Becoming a Government Supplier

    Becoming a Government Supplier

    In an effort to recognise small and medium-sized enterprises as crucial to the success of the British economy, the government has developed an initiative to ensure that businesses are given the opportunity to grow and expand by becoming a government supplier. In a new ‘Government is Open for Business’ campaign, it pledges to spend one third of its commercial budget for goods in services with SMEs by 2020.

    Emma Jones, the newly appointed Small Business Crown Representative, spoke to Global Britain about the initiative. ‘It’s a campaign to focus minds on the government target to spend £1 in every £3 with small businesses by 2020,’ she told us. ‘The campaign is external in terms of promoting the opportunity of selling to government to small businesses, and internal in that it offers guidance to government buyers on how best to engage with SMEs and ease the procurement process.’

    This campaign gives the government means to actively help small businesses grow. ‘One of the finest ways in which government can support small business growth is through procurement i.e. offering a sales route. In addition, the government has recently published its Industrial Strategy setting out a position on supporting businesses to scale through exports, innovation and access to finance. There’s also an Entrepreneurship Review about to get underway which may uncover further opportunities,’ Jones said.

    So what exactly are the benefits of becoming a government supplier? ‘There are many!’ Jones said. ‘Selling to government delivers a new revenue line, credibility with other customers, and prompt payment, as government pays 80 percent of undisputed invoices within five days and 100 percent within 30 days.’

    Businesses who have become government suppliers have seen remarkable increases in their revenues and expansions in their workforce as a result of winning government contracts. Property consultancy Montagu Evans, for example, have increased their annual turnover from £26.5 million in 2012 to £40 million today as a result of winning a contract on the government EPS Framework project.

    Working with the government

    The government hosts its tender opportunities on the Official Journal of the European Union (OJEU), and it is only by responding to these alerts that businesses may tender to become a supplier with the government. Businesses will only be awarded a position on the contract agreement once they have been successful in the OJEU tender process.

    Businesses should identify whether they want to work directly with the government, or to sell via one tier suppliers, recommends Jones, as this will influence their next steps. ‘If selling to government direct, source opportunities on Contracts Finder (the single platform where all contracts valued over £10,000 appear), meet buyers at supplier events and when it comes to completing tenders, study what the buyer is after and follow the exact guidance set out in the Invitation to Tender,’ Jones explains. ‘If the approach of selling via tier one suppliers is your preferred option, identify which large contractors are winning business through sourcing information on contract portals which show who has won bids, and approach them with how you could add value in their supply chain.’ The government updates its procurement pipeline on a daily basis and, besides Contracts Finder, businesses can register for Tender Electronic Daily (TED) alerts, too.

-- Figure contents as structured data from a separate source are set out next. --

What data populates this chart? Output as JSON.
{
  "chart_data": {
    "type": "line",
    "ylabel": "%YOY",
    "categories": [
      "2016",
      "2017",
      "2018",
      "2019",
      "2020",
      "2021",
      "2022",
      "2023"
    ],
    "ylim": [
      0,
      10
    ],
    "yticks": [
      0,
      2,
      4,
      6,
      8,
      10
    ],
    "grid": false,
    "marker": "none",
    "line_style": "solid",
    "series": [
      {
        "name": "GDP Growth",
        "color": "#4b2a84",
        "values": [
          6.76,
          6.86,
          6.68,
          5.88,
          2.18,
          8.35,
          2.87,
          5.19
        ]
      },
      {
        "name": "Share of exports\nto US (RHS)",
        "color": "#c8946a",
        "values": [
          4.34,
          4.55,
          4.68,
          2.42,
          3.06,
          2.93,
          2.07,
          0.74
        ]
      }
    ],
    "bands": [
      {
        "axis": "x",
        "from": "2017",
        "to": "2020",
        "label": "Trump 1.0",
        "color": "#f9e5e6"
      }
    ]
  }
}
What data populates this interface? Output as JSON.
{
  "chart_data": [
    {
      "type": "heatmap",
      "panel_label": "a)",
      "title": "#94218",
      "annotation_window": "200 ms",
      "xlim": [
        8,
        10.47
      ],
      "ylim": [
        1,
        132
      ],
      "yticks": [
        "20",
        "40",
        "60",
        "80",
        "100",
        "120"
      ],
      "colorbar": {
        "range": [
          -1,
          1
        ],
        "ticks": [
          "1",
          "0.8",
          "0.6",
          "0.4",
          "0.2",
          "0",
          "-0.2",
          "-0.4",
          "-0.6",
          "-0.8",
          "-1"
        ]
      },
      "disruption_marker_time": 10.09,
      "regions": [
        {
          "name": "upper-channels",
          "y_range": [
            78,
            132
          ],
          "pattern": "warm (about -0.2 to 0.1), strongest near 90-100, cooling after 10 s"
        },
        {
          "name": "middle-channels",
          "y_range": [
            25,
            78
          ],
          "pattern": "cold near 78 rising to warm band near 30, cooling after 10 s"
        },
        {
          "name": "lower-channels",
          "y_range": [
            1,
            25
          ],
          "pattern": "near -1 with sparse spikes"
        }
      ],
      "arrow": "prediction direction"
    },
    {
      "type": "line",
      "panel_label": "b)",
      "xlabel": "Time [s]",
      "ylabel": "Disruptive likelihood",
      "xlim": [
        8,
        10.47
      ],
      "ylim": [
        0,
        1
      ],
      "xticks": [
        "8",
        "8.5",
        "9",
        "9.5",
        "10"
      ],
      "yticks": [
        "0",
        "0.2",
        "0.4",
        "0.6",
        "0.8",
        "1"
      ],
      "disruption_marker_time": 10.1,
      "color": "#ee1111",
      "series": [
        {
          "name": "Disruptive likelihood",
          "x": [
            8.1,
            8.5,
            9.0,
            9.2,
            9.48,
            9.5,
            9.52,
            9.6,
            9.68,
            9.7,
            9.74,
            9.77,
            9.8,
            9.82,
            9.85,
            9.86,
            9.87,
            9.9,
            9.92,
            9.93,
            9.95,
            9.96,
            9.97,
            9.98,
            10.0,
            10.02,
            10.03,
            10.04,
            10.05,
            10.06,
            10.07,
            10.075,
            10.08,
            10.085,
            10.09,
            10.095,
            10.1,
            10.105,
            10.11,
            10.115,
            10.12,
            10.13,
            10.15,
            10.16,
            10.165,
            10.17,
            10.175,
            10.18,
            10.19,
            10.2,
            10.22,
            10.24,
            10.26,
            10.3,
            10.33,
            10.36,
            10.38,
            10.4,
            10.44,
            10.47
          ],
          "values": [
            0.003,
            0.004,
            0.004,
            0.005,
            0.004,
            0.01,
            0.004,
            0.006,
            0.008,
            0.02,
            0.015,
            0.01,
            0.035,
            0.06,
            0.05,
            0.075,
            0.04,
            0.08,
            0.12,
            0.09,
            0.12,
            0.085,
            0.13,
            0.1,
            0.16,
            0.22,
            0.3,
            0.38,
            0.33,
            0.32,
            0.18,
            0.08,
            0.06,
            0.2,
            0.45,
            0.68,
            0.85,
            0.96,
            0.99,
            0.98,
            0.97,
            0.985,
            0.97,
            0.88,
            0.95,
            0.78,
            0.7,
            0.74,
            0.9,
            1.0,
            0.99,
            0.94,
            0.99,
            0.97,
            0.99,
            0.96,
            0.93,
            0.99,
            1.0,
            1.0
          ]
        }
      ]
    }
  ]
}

    Recent studies have shown that the government (or public sector procurers) view SMEs as flexible and quick to react to opportunities in comparison to large companies, offering alternative options and better prices for services. To become a government supplier, it is important to reflect this perception of your business from the offset. Use pre-market engagements (such as newsletters) to answer questions that procurers have, and show evidence that you offer value for money. Be careful to evidence your company’s strengths and highlight how it will be best able to complete the project. If this is your first time submitting a tender to the government, consider asking for professional advice before completing the paperwork.

    Currently, there are no charges or joining fees to show interest in becoming a supplier. In addition, suppliers will only need to pay an average of 0.33 percent commission based on the value of sales made through an agreement.

    Tips on winning government contracts

    Taking the time to research is crucial to becoming a government supplier. The government provides a wealth of literature and information in blog posts, guides, webinars and case studies.

    The government suggests signing up for email alerts, monitor PINs and registering interest in future procurements. Businesses should make a point of attending information days and register with the government’s eSourcing tool to be in the loop with future opportunities.

    Businesses may not be successful in their tender, particularly with first time applications. ‘If at first you don’t succeed, ask for feedback as this will highlight areas for improvement in your next attempt,’ Jones advises.